Beatrice Masini ha tradotto in italiano la saga di Harry Potter. Un’avventura iniziata con il terzo capitolo, Il Prigioniero di Azkaban. Laureata in Lettere classiche in Università Cattolica, è giornalista, autrice di libri per ragazzi, scrittrice ed editor.

Come è diventata traduttrice?
Ho cominciato a tradurre per conto mio, senza scopo concreto, verso i diciott’anni, leggendo romanzi in lingua originale. Ho tradotto prima storie per bambini piccoli, poi romanzi per ragazzi.

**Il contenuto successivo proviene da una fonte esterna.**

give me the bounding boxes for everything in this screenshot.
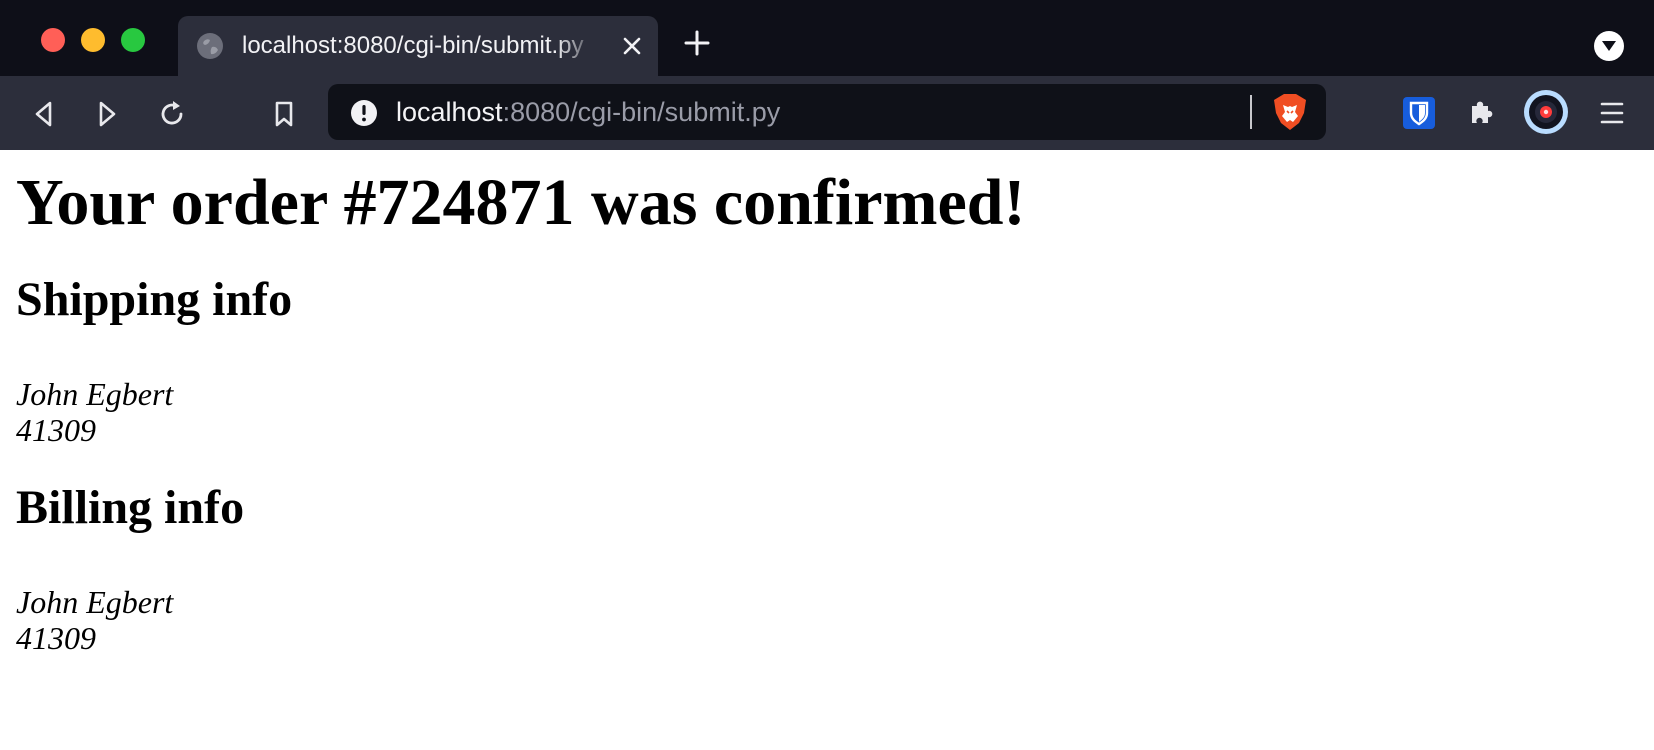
chevron-down-icon: [1602, 41, 1616, 51]
forward-icon[interactable]: [91, 98, 123, 130]
window-minimize-button[interactable]: [81, 28, 105, 52]
back-icon[interactable]: [28, 98, 60, 130]
window-close-button[interactable]: [41, 28, 65, 52]
page-title: Your order #724871 was confirmed!: [16, 166, 1026, 239]
active-tab[interactable]: localhost:8080/cgi-bin/submit.py: [178, 16, 658, 76]
avatar[interactable]: [1524, 90, 1568, 134]
profile-avatar-icon: [1529, 95, 1563, 129]
url-host: localhost: [396, 97, 503, 127]
billing-heading: Billing info: [16, 481, 245, 534]
hamburger-icon[interactable]: [1598, 98, 1626, 128]
window-zoom-button[interactable]: [121, 28, 145, 52]
plus-icon[interactable]: [682, 28, 712, 58]
bookmark-icon[interactable]: [268, 98, 300, 130]
globe-icon: [197, 33, 223, 59]
brave-lion-icon[interactable]: [1272, 93, 1308, 131]
tab-title: localhost:8080/cgi-bin/submit.py: [242, 32, 584, 59]
billing-zip: 41309: [16, 620, 96, 656]
address-bar-url[interactable]: localhost:8080/cgi-bin/submit.py: [396, 96, 780, 128]
shipping-name: John Egbert: [16, 376, 174, 412]
shipping-zip: 41309: [16, 412, 96, 448]
shipping-heading: Shipping info: [16, 273, 293, 326]
reload-icon[interactable]: [156, 98, 188, 130]
address-bar[interactable]: localhost:8080/cgi-bin/submit.py: [328, 84, 1326, 140]
billing-name: John Egbert: [16, 584, 174, 620]
warning-icon[interactable]: [350, 99, 378, 127]
bitwarden-shield-icon[interactable]: [1402, 96, 1436, 130]
url-path: :8080/cgi-bin/submit.py: [502, 97, 781, 127]
puzzle-icon[interactable]: [1466, 96, 1498, 128]
page-content: Your order #724871 was confirmed! Shippi…: [0, 150, 1654, 750]
tab-menu-button[interactable]: [1594, 31, 1624, 61]
close-icon[interactable]: [620, 34, 644, 58]
address-bar-divider: [1250, 95, 1252, 129]
toolbar: localhost:8080/cgi-bin/submit.py: [0, 76, 1654, 150]
tab-strip: localhost:8080/cgi-bin/submit.py: [0, 0, 1654, 76]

Ci sono mai stati problemi con gli autori dei libri che ha tradotto?
Qualche volta può capitare di porre domande agli autori su passi dubbi o di incontrarli a giochi fatti quando vengono in Italia per il lancio del libro. Ricordo con piacere una colazione con Kathleen Tessaro, autrice di Eleganze, un romanzo rosa molto arguto.

Come organizza il suo lavoro?
Prima leggo il libro tutto d’un fiato, per puro gusto e curiosità, e mi appunto mentalmente i passaggi complicati, i giri di frase sui quali bisognerà riflettere. Poi traduco.

Perché in Italia si legge poco?
Non credo sia vero. Per esempio sta crescendo il numero di ragazzi di quindici-sedici anni in grado di leggere libri in lingua originale.

Qual è il primo libro che ha tradotto?
A parte qualche microstoria, Le redoublant di Claire Mazard: in italiano Il ripetente. Tra i più belli ricorso invece Tuck Everlasting (La fonte magica) di Natalie Babbitt, un classico del nostro tempo, semplice e solenne; Glitter when you jump (Un salto e tocchi il cielo), una raccolta di poesie per bambini curata da Fiona Waters; I Capture the Castle di Dodie Smith, l’autrice de La carica dei 101, in libreria come Ho un castello nel cuore; e poi gli Harry Potter, ovvio, per la tensione dell’attesa, le invenzioni sui nomi.

Quello più difficile?
The Tulip Touch di Anne Fine. È un’autrice che possiede una straordinaria padronanza della lingua e una grande varietà di registri. Ammetto che qualche volta è stato difficile essere alla sua altezza.